Taiwan, which manufactures a majority of the world’s advanced chips, reported GDP growth of 15% in Q1 2026 — the fastest quarterly expansion in almost five decades, per Xeneta.
Global semiconductor sales, meanwhile, doubled year over year to 106% in April, Xeneta reported. The surge, which is the strongest since the World Semiconductor Trade Statistics organization began keeping records in 1986, has made the Transpacific tradelane 2026’s strongest corridor.
Although every air freight growth engine eventually comes to a halt, air carriers should enjoy the AI boost while it lasts, van de Wouw said. In the meantime, demand shows little sign of slowing down in the short-term.
“Now we have AI, and no one knows how long it will last,” van de Wouw said. “The investment cycle in AI might take a hit and that could abruptly change the demand we are seeing and add risk, but there are no signs of the AI boost plateauing and pushing air freight demand downwards just yet.”
Although Transpacific spot rates have been on the rise, it's a different story on the Europe to North America lane, which was down 25% between late February and the first week of June, per Xeneta.
Van de Wouw emphasized that there is not a one-to-one correlation between rising fuel prices and rates. Instead, air freight rates follow supply and demand — not fuel. For instance, although jet fuel prices grew due to the Iran war, Transatlantic spot rates have been falling.

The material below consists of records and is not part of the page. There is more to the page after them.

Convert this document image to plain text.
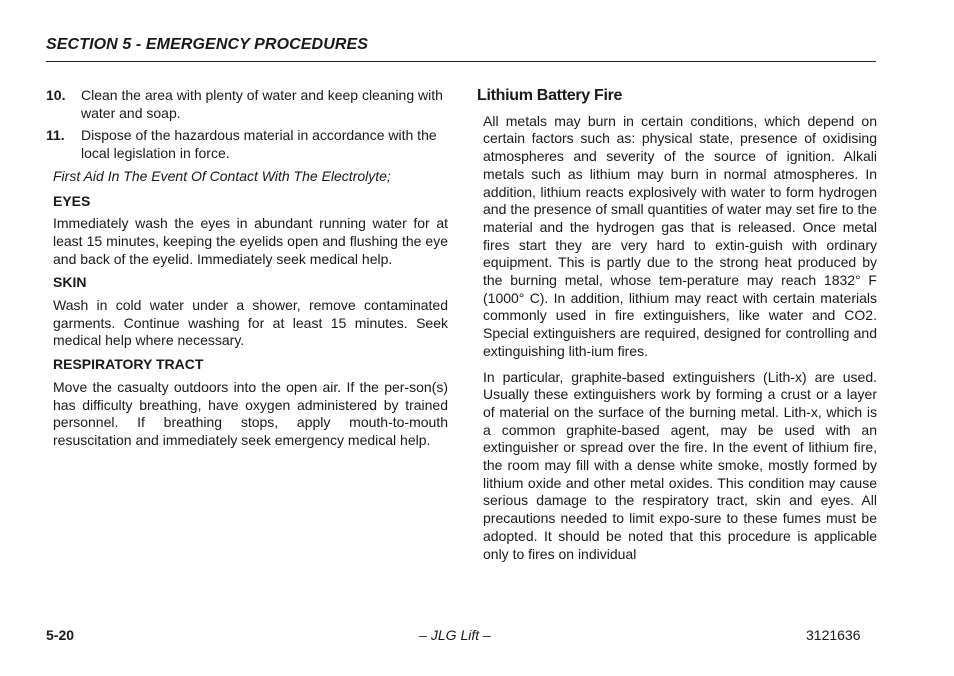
SECTION 5 - EMERGENCY PROCEDURES
10.	Clean the area with plenty of water and keep cleaning with water and soap.
11.	Dispose of the hazardous material in accordance with the local legislation in force.
First Aid In The Event Of Contact With The Electrolyte;
EYES
Immediately wash the eyes in abundant running water for at least 15 minutes, keeping the eyelids open and flushing the eye and back of the eyelid. Immediately seek medical help.
SKIN
Wash in cold water under a shower, remove contaminated garments. Continue washing for at least 15 minutes. Seek medical help where necessary.
RESPIRATORY TRACT
Move the casualty outdoors into the open air. If the per-son(s) has difficulty breathing, have oxygen administered by trained personnel. If breathing stops, apply mouth-to-mouth resuscitation and immediately seek emergency medical help.
Lithium Battery Fire
All metals may burn in certain conditions, which depend on certain factors such as: physical state, presence of oxidising atmospheres and severity of the source of ignition. Alkali metals such as lithium may burn in normal atmospheres. In addition, lithium reacts explosively with water to form hydrogen and the presence of small quantities of water may set fire to the material and the hydrogen gas that is released. Once metal fires start they are very hard to extin-guish with ordinary equipment. This is partly due to the strong heat produced by the burning metal, whose tem-perature may reach 1832° F (1000° C). In addition, lithium may react with certain materials commonly used in fire extinguishers, like water and CO2. Special extinguishers are required, designed for controlling and extinguishing lith-ium fires.
In particular, graphite-based extinguishers (Lith-x) are used. Usually these extinguishers work by forming a crust or a layer of material on the surface of the burning metal. Lith-x, which is a common graphite-based agent, may be used with an extinguisher or spread over the fire. In the event of lithium fire, the room may fill with a dense white smoke, mostly formed by lithium oxide and other metal oxides. This condition may cause serious damage to the respiratory tract, skin and eyes. All precautions needed to limit expo-sure to these fumes must be adopted. It should be noted that this procedure is applicable only to fires on individual
5-20	– JLG Lift –	3121636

“We have recommended shippers have a different floating mechanism which is not dependent on jet fuel costs, but which is based on how much freight forwarders are actually paying to airlines,” van de Wouw said.
However, overall, spot rates have been easing as capacity is restored in the Middle East and tensions start to calm, Xeneta reported.
“What we were thinking at the start of the year was not that global air freight spot rates would be up +38% in June, but now we do see them starting to come down as we expected, albeit at a slower pace than they went up,” van de Wouw said.